La violence inscrite dans le corps

Marquée par une histoire physique douloureuse, de violence, d’addictions, mais aussi de troubles alimentaires, Daina Ashbee place cette expérience au cœur de son œuvre.
Photo: Daina Ashbee Marquée par une histoire physique douloureuse, de violence, d’addictions, mais aussi de troubles alimentaires, Daina Ashbee place cette expérience au cœur de son œuvre.

Daina Ashbee a une violence inscrite dans le corps. Elle l’a vue aussi inscrite dans l’histoire des centaines de femmes autochtones assassinées ou disparues au Canada depuis quelques décennies.
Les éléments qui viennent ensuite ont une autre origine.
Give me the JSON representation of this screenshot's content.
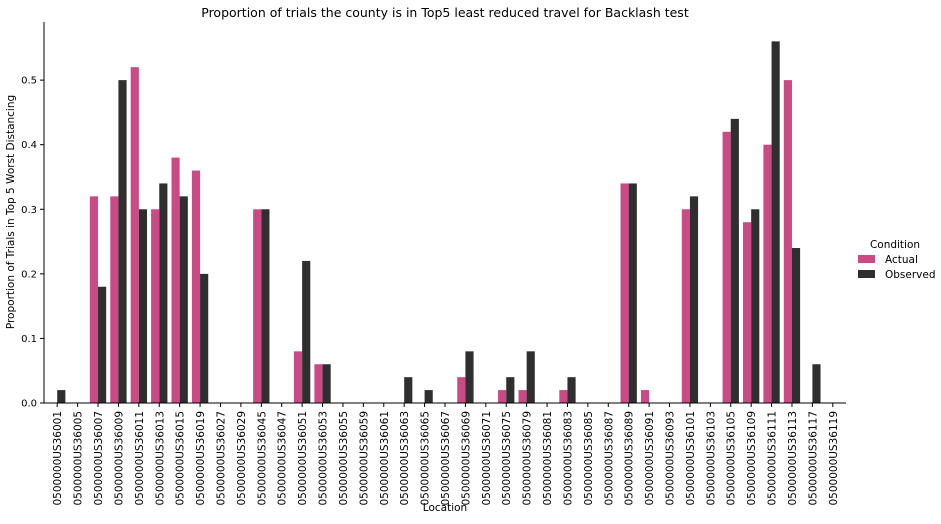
{
  "chart_data": {
    "type": "bar",
    "title": "Proportion of trials the county is in Top5 least reduced travel for Backlash test",
    "xlabel": "Location",
    "ylabel": "Proportion of Trials in Top 5 Worst Distancing",
    "ylim": [
      0,
      0.59
    ],
    "yticks": [
      0.0,
      0.1,
      0.2,
      0.3,
      0.4,
      0.5
    ],
    "grid": false,
    "legend": {
      "title": "Condition",
      "placement": "right"
    },
    "categories": [
      "0500000US36001",
      "0500000US36005",
      "0500000US36007",
      "0500000US36009",
      "0500000US36011",
      "0500000US36013",
      "0500000US36015",
      "0500000US36019",
      "0500000US36027",
      "0500000US36029",
      "0500000US36045",
      "0500000US36047",
      "0500000US36051",
      "0500000US36053",
      "0500000US36055",
      "0500000US36059",
      "0500000US36061",
      "0500000US36063",
      "0500000US36065",
      "0500000US36067",
      "0500000US36069",
      "0500000US36071",
      "0500000US36075",
      "0500000US36079",
      "0500000US36081",
      "0500000US36083",
      "0500000US36085",
      "0500000US36087",
      "0500000US36089",
      "0500000US36091",
      "0500000US36093",
      "0500000US36101",
      "0500000US36103",
      "0500000US36105",
      "0500000US36109",
      "0500000US36111",
      "0500000US36113",
      "0500000US36117",
      "0500000US36119"
    ],
    "series": [
      {
        "name": "Actual",
        "color": "#c94a85",
        "values": [
          0,
          0,
          0.32,
          0.32,
          0.52,
          0.3,
          0.38,
          0.36,
          0,
          0,
          0.3,
          0,
          0.08,
          0.06,
          0,
          0,
          0,
          0,
          0,
          0,
          0.04,
          0,
          0.02,
          0.02,
          0,
          0.02,
          0,
          0,
          0.34,
          0.02,
          0,
          0.3,
          0,
          0.42,
          0.28,
          0.4,
          0.5,
          0,
          0
        ]
      },
      {
        "name": "Observed",
        "color": "#2f2f2f",
        "values": [
          0.02,
          0,
          0.18,
          0.5,
          0.3,
          0.34,
          0.32,
          0.2,
          0,
          0,
          0.3,
          0,
          0.22,
          0.06,
          0,
          0,
          0,
          0.04,
          0.02,
          0,
          0.08,
          0,
          0.04,
          0.08,
          0,
          0.04,
          0,
          0,
          0.34,
          0,
          0,
          0.32,
          0,
          0.44,
          0.3,
          0.56,
          0.24,
          0.06,
          0
        ]
      }
    ]
  }
}
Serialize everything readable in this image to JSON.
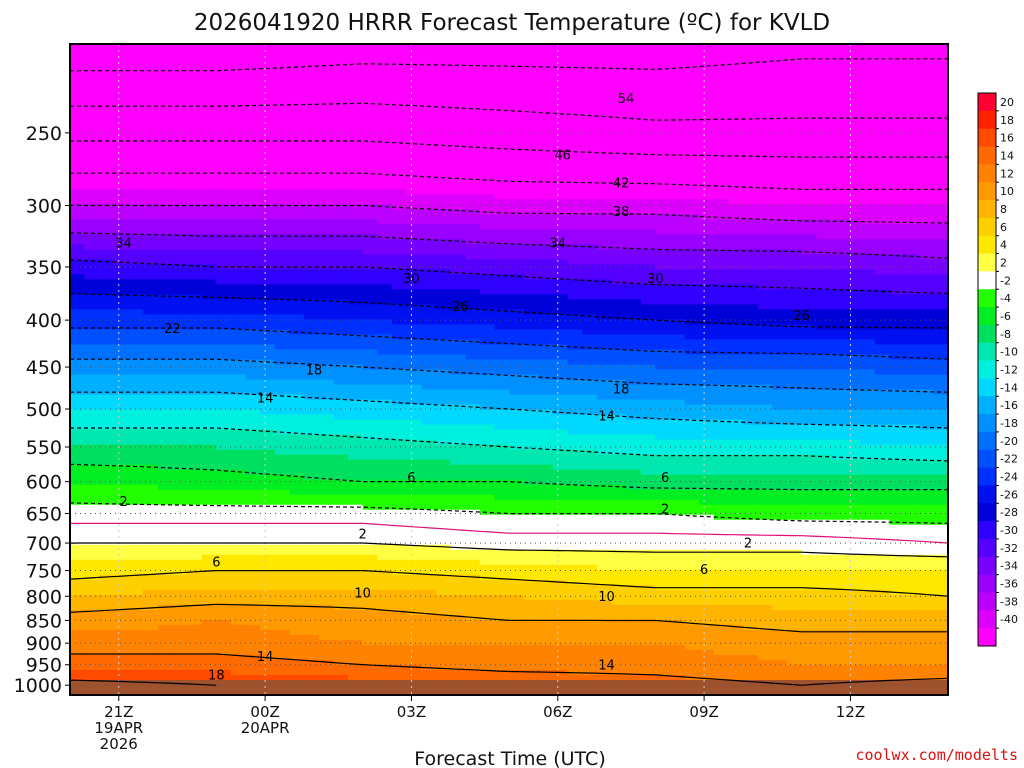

Et elle en a fait le thème du spectacle de danse Unrelated, qui prend l’affiche ce vendredi soir au MAI (Montréal, arts interculturels).

« Au départ, je voulais développer des mouvements reliés aux cycles violents de l’abus, raconte la jeune chorégraphe de 24 ans. Mais en même temps, j’étais affectée par ce qui se passait dans les nouvelles, les informations au sujet des femmes autochtones assassinées ou disparues. J’ai voulu créer une pièce qui ratissait plus large que mes problèmes personnels. »

Originaire de la Colombie-Britannique, Daina est autochtone par son père, dont les parents étaient cris et métis. « Ma grand-mère vient de la Gaspésie », dit-elle.

Marquée par une histoire physique douloureuse, faite de violence, de dépendances, mais aussi de troubles alimentaires, elle place cette expérience au coeur de son oeuvre.

« Unrelated est une pièce très sombre, dit-elle. Je voulais mettre en scène la vulnérabilité des femmes. » Parce qu’au-delà des statistiques, des rapports de police, des articles de journaux, c’est dans leur chair que les femmes vivent la violence, dans cette vulnérabilité qui tremble et gémit sous les coups.

Déconnexion

Mais par le truchement des deux interprètes, Areli Moran et Paige Culley, Daina Ashbee souhaite aussi exprimer la possibilité de traiter et de transformer cette souffrance.

Le titre de l’oeuvre, Unrelated, fait référence au sentiment de déconnexion des autochtones de leurs racines. « Nous sommes un peuple solidaire, qui aime nous appeler frères et soeurs, mais nous vivons un sentiment de déconnexion. Cette déconnexion est à l’origine de la violence dont nous souffrons. Je veux que les gens puissent sentir cela. »

Daina Ashbee aborde aussi la question de la « relation brisée » que le Canada entretient avec les Premières Nations.

La présentation d’Unrelated, vendredi et samedi, met la table pour la vigile organisée le 4 octobre à la mémoire de ces femmes autochtones assassinées et disparues, entre autres à Montréal et en Estrie.

Les deux organismes Missing Justice et Center for Gender Advocacy organisent cet événement pour sensibiliser le public à ces disparitions. « La GRC a indiqué plus tôt cette année que plus de 1000 femmes autochtones ont été victimes d’homicides entre 1980 et 2012, et [que] 164 ont été portées disparues, écrit à ce sujet Amnistie internationale. Pendant ce temps, les militants autochtones évaluent le nombre de cas comme étant plus proche de 3000. »

À Montréal, le rassemblement débutera à 18 h sur la place Émilie-Gamelin ce samedi.